The strong economy we've been experiencing for years has thus been built on dumb money -- in addition to smart money -- borrowing more and more. Even the U.S. government has had field day borrowing money to do such things as fight a war and attempt to rebuild Iraq and Afghanistan rather than rebuild our country. And the inconvenient truth about debt is that it has to be paid back.


For the next two years, I'm cautioning people to watch their ratios between good debt and bad debt, and keep liquid reserves such as cash, gold, or silver and become a leveraged real estate investor through short term strategies.

Good debt is debt that makes you rich. An example of good debt is the debt on the apartment houses I own. That debt is good only as long as there are tenants to pay my mortgages. If tenants stop paying their rent, my good debt turns into bad debt.

Most people don't have good debt -- all they have is bad debt. Bad debt is debt that makes you poorer. Forms of bad debt are car payments, credit card balances, or other consumer loans.

On our home, my wife, Sharyn, and I keep a 25 percent debt-to-equity ratio. In other words, our debt is 25 percent of the home's value. Unfortunately, many people have an 80 percent or higher debt-to-equity ratio. That means the debt on their home is 80 percent and their equity is only 20 percent.

To protect ourselves, we have cash reserves to cover the expenses of our investments. Unfortunately, the dumb-money crowd has no reserve funds for their properties and or investments.

Where Deflation Does Its Damage

In a deflationary market, the value of your home can drop. If the value drops, the bank may call in your loan. Even if you've never missed a payment, and even if you're ahead on the payment schedule, the bank can call in your loan if they feel the value of the property is lower than the loan amount.

For example, say you buy a house for $100,000 and put 20 percent down and borrow $80,000. If the market deflates and the value of your home drops to $70,000 (because everyone else is selling their homes to get out of debt), the lender may ask you to pay the $80,000 you owe immediately.

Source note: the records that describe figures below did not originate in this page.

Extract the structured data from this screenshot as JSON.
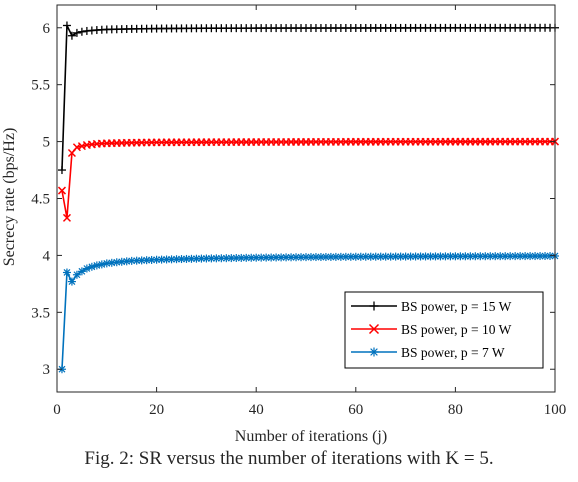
{
  "caption": "Fig. 2: SR versus the number of iterations with K = 5.",
  "chart_data": {
    "type": "line",
    "title": "",
    "xlabel": "Number of iterations (j)",
    "ylabel": "Secrecy rate (bps/Hz)",
    "xlim": [
      0,
      100
    ],
    "ylim": [
      2.8,
      6.2
    ],
    "xticks": [
      0,
      20,
      40,
      60,
      80,
      100
    ],
    "yticks": [
      3,
      3.5,
      4,
      4.5,
      5,
      5.5,
      6
    ],
    "grid": false,
    "legend_position": "bottom-right",
    "series": [
      {
        "name": "BS power, p = 15 W",
        "color": "#000000",
        "marker": "plus",
        "x": [
          1,
          2,
          3,
          4,
          5,
          6,
          8,
          10,
          15,
          20,
          30,
          40,
          60,
          80,
          100
        ],
        "y": [
          4.75,
          6.02,
          5.93,
          5.955,
          5.965,
          5.972,
          5.98,
          5.985,
          5.99,
          5.993,
          5.996,
          5.997,
          5.998,
          5.999,
          6.0
        ]
      },
      {
        "name": "BS power, p = 10 W",
        "color": "#ff0000",
        "marker": "x",
        "x": [
          1,
          2,
          3,
          4,
          5,
          6,
          8,
          10,
          15,
          20,
          30,
          40,
          60,
          80,
          100
        ],
        "y": [
          4.57,
          4.33,
          4.9,
          4.95,
          4.96,
          4.97,
          4.98,
          4.985,
          4.99,
          4.993,
          4.995,
          4.996,
          4.998,
          4.999,
          5.0
        ]
      },
      {
        "name": "BS power, p = 7 W",
        "color": "#0072bd",
        "marker": "star",
        "x": [
          1,
          2,
          3,
          4,
          5,
          6,
          7,
          8,
          10,
          12,
          15,
          20,
          25,
          30,
          40,
          50,
          60,
          80,
          100
        ],
        "y": [
          3.0,
          3.85,
          3.77,
          3.83,
          3.86,
          3.885,
          3.9,
          3.912,
          3.93,
          3.94,
          3.952,
          3.962,
          3.968,
          3.973,
          3.98,
          3.985,
          3.988,
          3.992,
          3.995
        ]
      }
    ]
  }
}
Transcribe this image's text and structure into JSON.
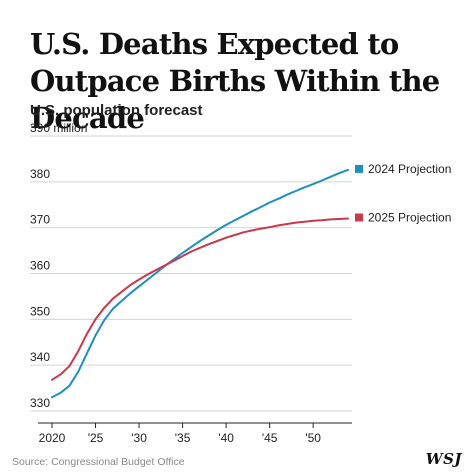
{
  "title": "U.S. Deaths Expected to Outpace Births Within the Decade",
  "subtitle": "U.S. population forecast",
  "source": "Source: Congressional Budget Office",
  "logo": "WSJ",
  "chart_data": {
    "type": "line",
    "ylim": [
      330,
      390
    ],
    "xlim": [
      2020,
      2054
    ],
    "y_ticks": [
      {
        "value": 330,
        "label": "330"
      },
      {
        "value": 340,
        "label": "340"
      },
      {
        "value": 350,
        "label": "350"
      },
      {
        "value": 360,
        "label": "360"
      },
      {
        "value": 370,
        "label": "370"
      },
      {
        "value": 380,
        "label": "380"
      },
      {
        "value": 390,
        "label": "390 million"
      }
    ],
    "x_ticks": [
      {
        "value": 2020,
        "label": "2020"
      },
      {
        "value": 2025,
        "label": "'25"
      },
      {
        "value": 2030,
        "label": "'30"
      },
      {
        "value": 2035,
        "label": "'35"
      },
      {
        "value": 2040,
        "label": "'40"
      },
      {
        "value": 2045,
        "label": "'45"
      },
      {
        "value": 2050,
        "label": "'50"
      }
    ],
    "grid": true,
    "legend_position": "right",
    "series": [
      {
        "name": "2024 Projection",
        "color": "#1f8fc0",
        "x": [
          2020,
          2021,
          2022,
          2023,
          2024,
          2025,
          2026,
          2027,
          2028,
          2029,
          2030,
          2031,
          2032,
          2033,
          2034,
          2035,
          2036,
          2037,
          2038,
          2039,
          2040,
          2041,
          2042,
          2043,
          2044,
          2045,
          2046,
          2047,
          2048,
          2049,
          2050,
          2051,
          2052,
          2053,
          2054
        ],
        "y": [
          333.0,
          334.0,
          335.5,
          338.5,
          342.5,
          346.5,
          349.8,
          352.3,
          354.0,
          355.7,
          357.2,
          358.7,
          360.2,
          361.7,
          363.1,
          364.5,
          365.8,
          367.1,
          368.3,
          369.5,
          370.6,
          371.6,
          372.6,
          373.6,
          374.5,
          375.5,
          376.3,
          377.2,
          378.0,
          378.8,
          379.5,
          380.3,
          381.1,
          381.9,
          382.6
        ]
      },
      {
        "name": "2025 Projection",
        "color": "#c8394a",
        "x": [
          2020,
          2021,
          2022,
          2023,
          2024,
          2025,
          2026,
          2027,
          2028,
          2029,
          2030,
          2031,
          2032,
          2033,
          2034,
          2035,
          2036,
          2037,
          2038,
          2039,
          2040,
          2041,
          2042,
          2043,
          2044,
          2045,
          2046,
          2047,
          2048,
          2049,
          2050,
          2051,
          2052,
          2053,
          2054
        ],
        "y": [
          336.8,
          338.0,
          339.8,
          343.0,
          346.8,
          350.0,
          352.5,
          354.5,
          356.0,
          357.5,
          358.7,
          359.8,
          360.8,
          361.8,
          362.8,
          363.8,
          364.8,
          365.6,
          366.4,
          367.1,
          367.8,
          368.4,
          369.0,
          369.4,
          369.8,
          370.1,
          370.5,
          370.8,
          371.1,
          371.3,
          371.5,
          371.6,
          371.8,
          371.9,
          372.0
        ]
      }
    ]
  }
}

If such deflation happens, cash will become king. There will be half-price sales on BMWs, expensive restaurants will close, and people will be out of work. And anybody who caters to people with dumb money will be in trouble. As I said before, deflation is much worse than inflation.

Smart Money, Bad Times

The good news is that during deflationary times, smart money reenters the market, so crashes are great for smart people with smart money. Instead of listening to the optimistic economists, then, you should eliminate bad debt and improve your debt-to-equity ratios on good debt.

Most important, study; if you want to be smart, you need to learn. I'll discuss what you should study in the second part of this column. For now, be aware that if deflation comes and there's a recession, it won't have much effect on the poor. Instead, it'll punish middle-class people who think they're rich because their houses and stocks have gone up in value.

Finally, don’t forget the impact of our weakening dollar; some forecast that a gallon of milk will be at $5.00 by summer due to the weak buying power of our dollar.

The moral of the story is that those who prepare and know how to invest will make it through the tsunamis ahead and make a whole lot of money, which can be used in part to educate others.

Have a happy, healthy and prosperous New Year.